The presence of oxygen can also cause the production of reactive oxygen species (ROS) within yeast, causing damage to cellular components (56, 66). These results emphasize the importance for tight control of aeration in industrial fermentations. High levels of oxygen caused by overaeration can decrease the expression of ERG11 (ergosterol biosynthesis) and OLE1 (unsaturated fatty acid synthesis) to very low levels (68), further escalating the effects of oxidative stress. Using electron spin resonance methods, Uchido and Ono (60) found that the oxidative capacity of the final beer product was highest following fermentation regimes using lower oxygen levels during the initial stages of the fermentation.
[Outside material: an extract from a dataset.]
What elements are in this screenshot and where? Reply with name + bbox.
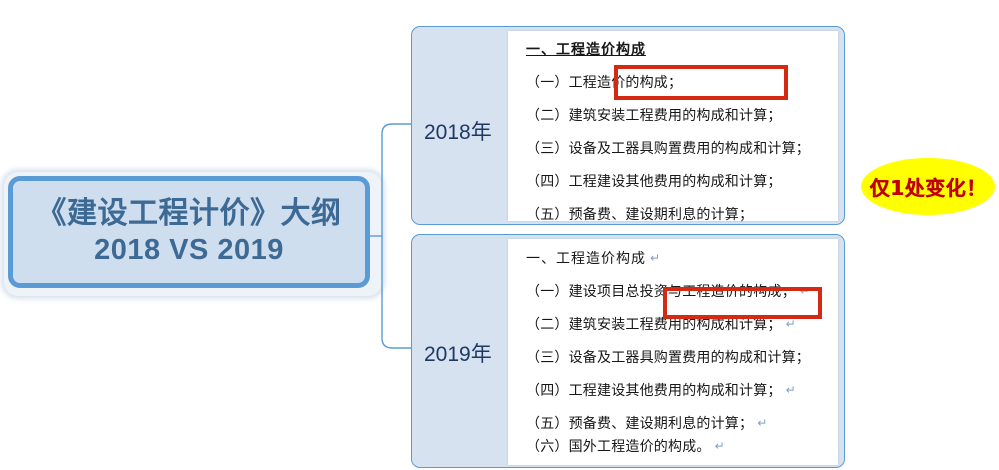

Apart from oxygenation regulation, high-gravity brewing techniques have the additional problem of decreased ergosterol biosynthesis due to high osmolarity. Perhaps this problem could be reduced by a modification of the procedure described by Devuyst et al. (18). Preincubation of cropped yeast in low-oxygenated wort with a low concentration of sugar before pitching would provide a yeast higher in sterol and unsaturated fatty acid levels and subsequently better able to endure the rigors of high-gravity wort brewing.
Here we have shown that yeast gene expression measured by genome-wide expression analysis during industrial fermentation processes can provide an effective way to identify and monitor conditions that have a relevant effect on yeast performance and hence fermentation efficiency.
This work was supported by an Australian Research Council Research Linkage grant and by Carlton & United Breweries.